Randy Gene “RG”
|Type of Gift||Fun Items|
|Diagnosis||Congenital muscular dystrophy and autism|
|Gift Requested||Financial assistance towards a family trip to Disney World|
|Price of Gift||$5,000.00|
Why we requested this gift
When thinking through what exactly would be a gift to us in this time and why, my husband and I just want to ensure they have happy memories. The boys love traveling and seeing new, engaging places. We really want to continue taking them to see as many places as possible, so the gift of travel would be the best way to provide those memories. I am unsure specifically what we would want to do, but it would be such a gift to have those memories of the four of us while they are still able to be active. They love water, I think it allows them the freedom to move their bodies in ways that gravity doesn’t allow on land. We also plan to take them to Disney World at some point as well, but not knowing what they might be limited to could be a challenge there.
I never anticipated that we would have not one, but two children affected by a rare genetic disorder. As much as I want to be hopeful for the future, sometimes the fear that I would lose my children or that they would be in tremendous pain breaks my heart. To be able to have a time where my husband and I can give our undivided attention to the children and forget about all of the struggles that we face ahead, even for a little while, would honestly be such an amazing gift.

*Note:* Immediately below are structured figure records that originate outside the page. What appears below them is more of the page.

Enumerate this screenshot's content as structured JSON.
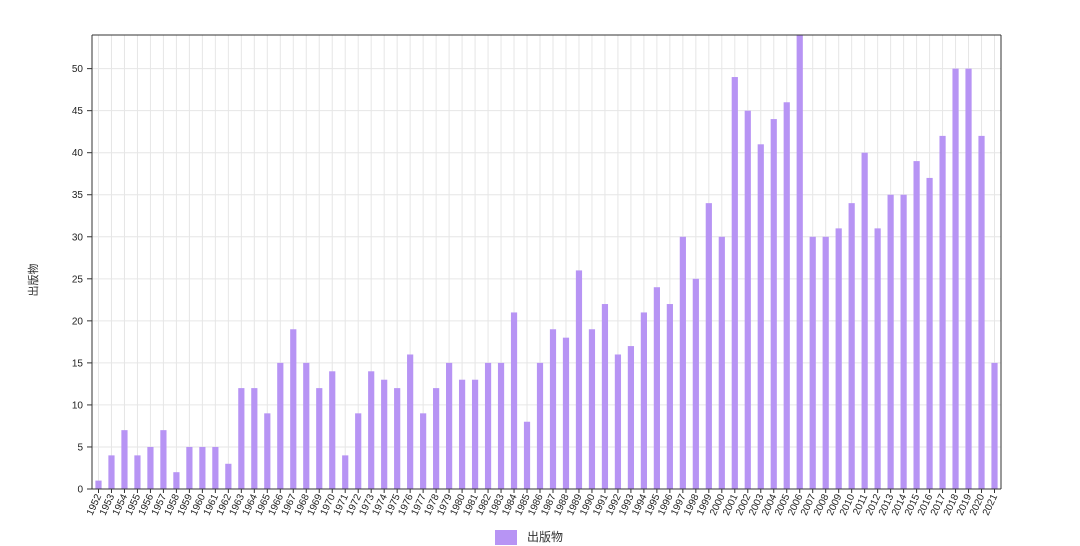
{
  "chart_data": {
    "type": "bar",
    "title": "",
    "xlabel": "",
    "ylabel": "出版物",
    "ylim": [
      0,
      54
    ],
    "yticks": [
      0,
      5,
      10,
      15,
      20,
      25,
      30,
      35,
      40,
      45,
      50
    ],
    "grid": true,
    "legend": "bottom-center",
    "categories": [
      "1952",
      "1953",
      "1954",
      "1955",
      "1956",
      "1957",
      "1958",
      "1959",
      "1960",
      "1961",
      "1962",
      "1963",
      "1964",
      "1965",
      "1966",
      "1967",
      "1968",
      "1969",
      "1970",
      "1971",
      "1972",
      "1973",
      "1974",
      "1975",
      "1976",
      "1977",
      "1978",
      "1979",
      "1980",
      "1981",
      "1982",
      "1983",
      "1984",
      "1985",
      "1986",
      "1987",
      "1988",
      "1989",
      "1990",
      "1991",
      "1992",
      "1993",
      "1994",
      "1995",
      "1996",
      "1997",
      "1998",
      "1999",
      "2000",
      "2001",
      "2002",
      "2003",
      "2004",
      "2005",
      "2006",
      "2007",
      "2008",
      "2009",
      "2010",
      "2011",
      "2012",
      "2013",
      "2014",
      "2015",
      "2016",
      "2017",
      "2018",
      "2019",
      "2020",
      "2021"
    ],
    "series": [
      {
        "name": "出版物",
        "color": "#b794f4",
        "values": [
          1,
          4,
          7,
          4,
          5,
          7,
          2,
          5,
          5,
          5,
          3,
          12,
          12,
          9,
          15,
          19,
          15,
          12,
          14,
          4,
          9,
          14,
          13,
          12,
          16,
          9,
          12,
          15,
          13,
          13,
          15,
          15,
          21,
          8,
          15,
          19,
          18,
          26,
          19,
          22,
          16,
          17,
          21,
          24,
          22,
          30,
          25,
          34,
          30,
          49,
          45,
          41,
          44,
          46,
          54,
          30,
          30,
          31,
          34,
          40,
          31,
          35,
          35,
          39,
          37,
          42,
          50,
          50,
          42,
          15
        ]
      }
    ]
  }
}
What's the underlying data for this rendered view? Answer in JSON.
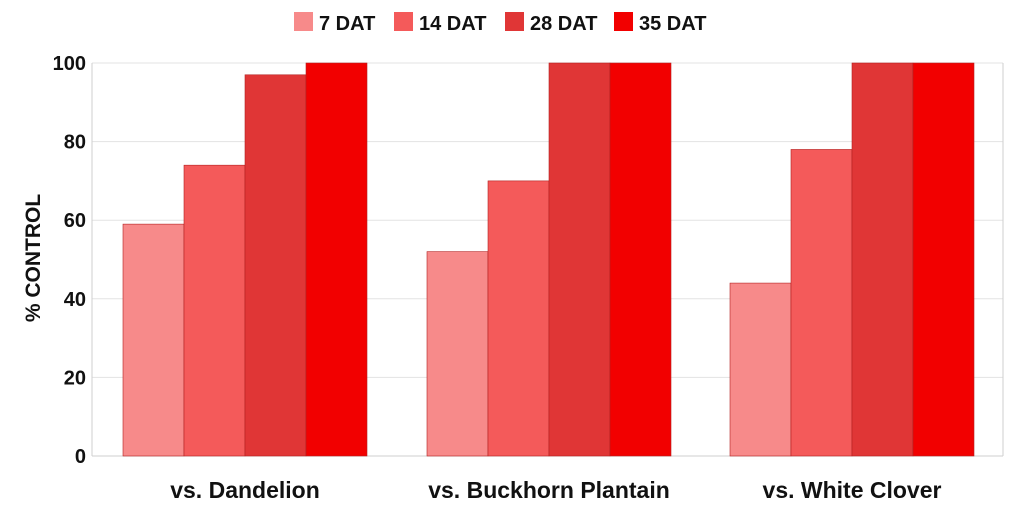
{
  "chart_data": {
    "type": "bar",
    "title": "",
    "xlabel": "",
    "ylabel": "% CONTROL",
    "ylim": [
      0,
      100
    ],
    "yticks": [
      "0",
      "20",
      "40",
      "60",
      "80",
      "100"
    ],
    "grid": true,
    "legend_position": "top",
    "categories": [
      "vs. Dandelion",
      "vs. Buckhorn Plantain",
      "vs. White Clover"
    ],
    "series": [
      {
        "name": "7 DAT",
        "color": "#f78a8a",
        "values": [
          59,
          52,
          44
        ]
      },
      {
        "name": "14 DAT",
        "color": "#f45a5a",
        "values": [
          74,
          70,
          78
        ]
      },
      {
        "name": "28 DAT",
        "color": "#e03636",
        "values": [
          97,
          100,
          100
        ]
      },
      {
        "name": "35 DAT",
        "color": "#f20000",
        "values": [
          100,
          100,
          100
        ]
      }
    ]
  }
}
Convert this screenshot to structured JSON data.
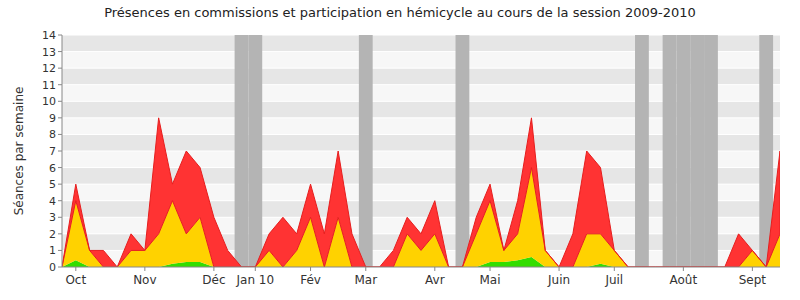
{
  "chart_data": {
    "type": "area",
    "stacked": true,
    "grid": true,
    "title": "Présences en commissions et participation en hémicycle au cours de la session 2009-2010",
    "y_label": "Séances par semaine",
    "categories": [
      null,
      "Oct",
      null,
      null,
      null,
      null,
      "Nov",
      null,
      null,
      null,
      null,
      "Déc",
      null,
      null,
      "Jan 10",
      null,
      null,
      null,
      "Fév",
      null,
      null,
      null,
      "Mar",
      null,
      null,
      null,
      null,
      "Avr",
      null,
      null,
      null,
      "Mai",
      null,
      null,
      null,
      null,
      "Juin",
      null,
      null,
      null,
      "Juil",
      null,
      null,
      null,
      null,
      "Août",
      null,
      null,
      null,
      null,
      "Sept",
      null,
      null
    ],
    "series": [
      {
        "color": "#33dd00",
        "values": [
          0,
          0.4,
          0,
          0,
          0,
          0,
          0,
          0,
          0.2,
          0.3,
          0.3,
          0,
          0,
          0,
          0,
          0,
          0,
          0,
          0,
          0,
          0,
          0,
          0,
          0,
          0,
          0,
          0,
          0,
          0,
          0,
          0,
          0.3,
          0.3,
          0.4,
          0.6,
          0,
          0,
          0,
          0,
          0.2,
          0,
          0,
          0,
          0,
          0,
          0,
          0,
          0,
          0,
          0,
          0,
          0,
          0
        ]
      },
      {
        "color": "#ffd200",
        "values": [
          0,
          3.6,
          1,
          0,
          0,
          1,
          1,
          2,
          3.8,
          1.7,
          2.7,
          0,
          0,
          0,
          0,
          1,
          0,
          1,
          3,
          0,
          3,
          0,
          0,
          0,
          0,
          2,
          1,
          2,
          0,
          0,
          2,
          3.7,
          0.7,
          1.6,
          5.4,
          1,
          0,
          0,
          2,
          1.8,
          1,
          0,
          0,
          0,
          0,
          0,
          0,
          0,
          0,
          0,
          1,
          0,
          2
        ]
      },
      {
        "color": "#ff3333",
        "values": [
          0,
          1,
          0,
          1,
          0,
          1,
          0,
          7,
          1,
          5,
          3,
          3,
          1,
          0,
          0,
          1,
          3,
          1,
          2,
          2,
          4,
          2,
          0,
          0,
          1,
          1,
          1,
          2,
          0,
          0,
          1,
          1,
          0,
          2,
          3,
          0,
          0,
          2,
          5,
          4,
          0,
          0,
          0,
          0,
          0,
          0,
          0,
          0,
          0,
          2,
          0,
          0,
          5
        ]
      }
    ],
    "recess_weeks": [
      13,
      14,
      22,
      29,
      42,
      44,
      45,
      46,
      47,
      51
    ],
    "ylim": [
      0,
      14
    ],
    "yticks": [
      0,
      1,
      2,
      3,
      4,
      5,
      6,
      7,
      8,
      9,
      10,
      11,
      12,
      13,
      14
    ]
  }
}
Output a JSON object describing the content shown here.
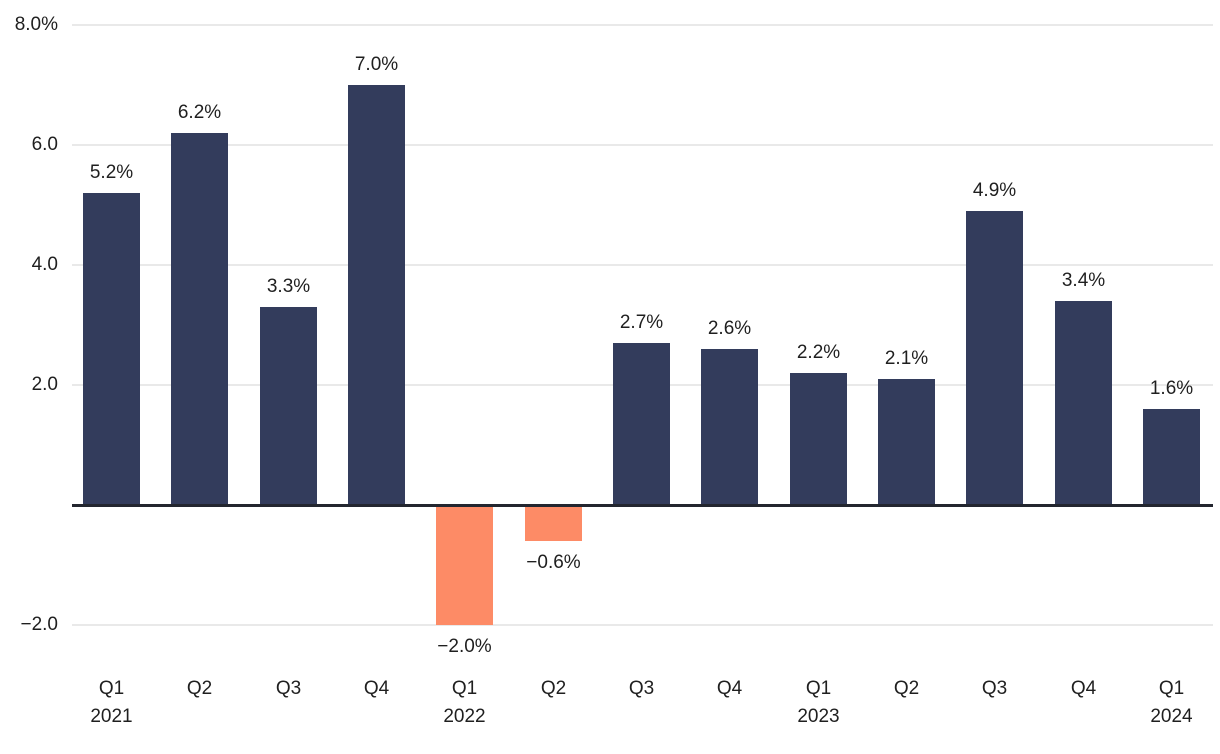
{
  "chart_data": {
    "type": "bar",
    "categories": [
      "Q1",
      "Q2",
      "Q3",
      "Q4",
      "Q1",
      "Q2",
      "Q3",
      "Q4",
      "Q1",
      "Q2",
      "Q3",
      "Q4",
      "Q1"
    ],
    "year_labels": [
      "2021",
      "",
      "",
      "",
      "2022",
      "",
      "",
      "",
      "2023",
      "",
      "",
      "",
      "2024"
    ],
    "values": [
      5.2,
      6.2,
      3.3,
      7.0,
      -2.0,
      -0.6,
      2.7,
      2.6,
      2.2,
      2.1,
      4.9,
      3.4,
      1.6
    ],
    "value_labels": [
      "5.2%",
      "6.2%",
      "3.3%",
      "7.0%",
      "−2.0%",
      "−0.6%",
      "2.7%",
      "2.6%",
      "2.2%",
      "2.1%",
      "4.9%",
      "3.4%",
      "1.6%"
    ],
    "y_ticks": [
      {
        "value": 8,
        "label": "8.0%"
      },
      {
        "value": 6,
        "label": "6.0"
      },
      {
        "value": 4,
        "label": "4.0"
      },
      {
        "value": 2,
        "label": "2.0"
      },
      {
        "value": -2,
        "label": "−2.0"
      }
    ],
    "ylim": [
      -2.7,
      8.4
    ],
    "title": "",
    "xlabel": "",
    "ylabel": "",
    "grid": "horizontal",
    "legend": "none",
    "colors": {
      "positive_bar": "#333C5C",
      "negative_bar": "#FD8B66",
      "gridline": "#E9E9E9",
      "zero_line": "#23262F",
      "text": "#1F1F1F"
    }
  }
}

I really appreciate any help or consideration you give to this; you are doing such an incredible service to families who are going through difficult, hard issues.
We are a family of four, myself, my husband Andrew, our son Randy Gene (RG) (4), and our son Waylon (2). Randy Gene was born at 24 weeks while I was on a trip in Athens, Greece. My water broke prematurely, and I was rushed to the ER on the first day of the trip. After 5 days of bedrest, RG was born 1 lb 5 oz. RG stayed on a breathing tube for 7 weeks, until he was then put on cpap. After 2 ½ months, we were airlifted home to Northside hospital to complete another 2 months of a NICU stay. He was not diagnosed with anything other than prematurity at that time, apart from an internal brain hemorrhage that was found during an MRI. Luckily, it didn’t grow over time.
After his NICU stay, RG attended physical, occupational, and speech therapy for the next 4 years. Around age 3, his physical therapist noticed that he was failing to meet many physical milestones, so she recommended an MRI. By then, we had our other son Waylon. Waylon had just been walking for a little under a year and I noticed that his upper body was not getting stronger as he grew. I kept an eye on it, but his GP didn’t seem concerned yet.
RG had the MRI and then when meeting with his Neurologist, she reported nothing to be concerned about with the MRI. However, as she observed Waylon beside RG, she noticed that they were both experiencing the same lack of strength (hypotonia). Because it was presented in both, she had genetic testing done for both of the boys and began seeing Waylon as a patient as well. The Neurologist also observed some mild Autism cues, so we had RG evaluated and diagnosed with Autism.
In February 2023, the results came back that both of the boys had a mutation in their LMNA gene, which diagnosed them with a rare form of Muscular Dystrophy named “Congenital Muscular Dystrophy”. Basically, their muscles will continue to slowly atrophy throughout their life. As soon as they were diagnosed, they became patients at the CHOA muscular dystrophy clinic. As well, because of how rare their disease is, we are set to travel to the National Institute of Health in the near future to begin evaluations and learn more about their diagnosis, and we will continue physical and occupational therapies for both, as well as aquatic therapy.
To say this time has been difficult is an understatement. For now, the boys can walk, and for that we are so thankful. They tire easily, so we are limited to how much we can do before giving them time to rest. A stroller or wagon is sufficient now, but we know that may not always be the case. Their cognitive abilities will not fade, but we have to watch out for degeneration in their heart and lung function as they get older, on top of a decrease in ambulation. We are thankful that they don’t yet understand the complexities of their diagnosis, but my husband and I live a battle every day. We are constantly reminded of what our children will be limited by, and it is heartbreaking to say the least. We aim to give them experiences all children should have, and we are blessed to be able to offer those for the most part. We have no idea what the future holds, so for now we just try to create memories that will last with them forever.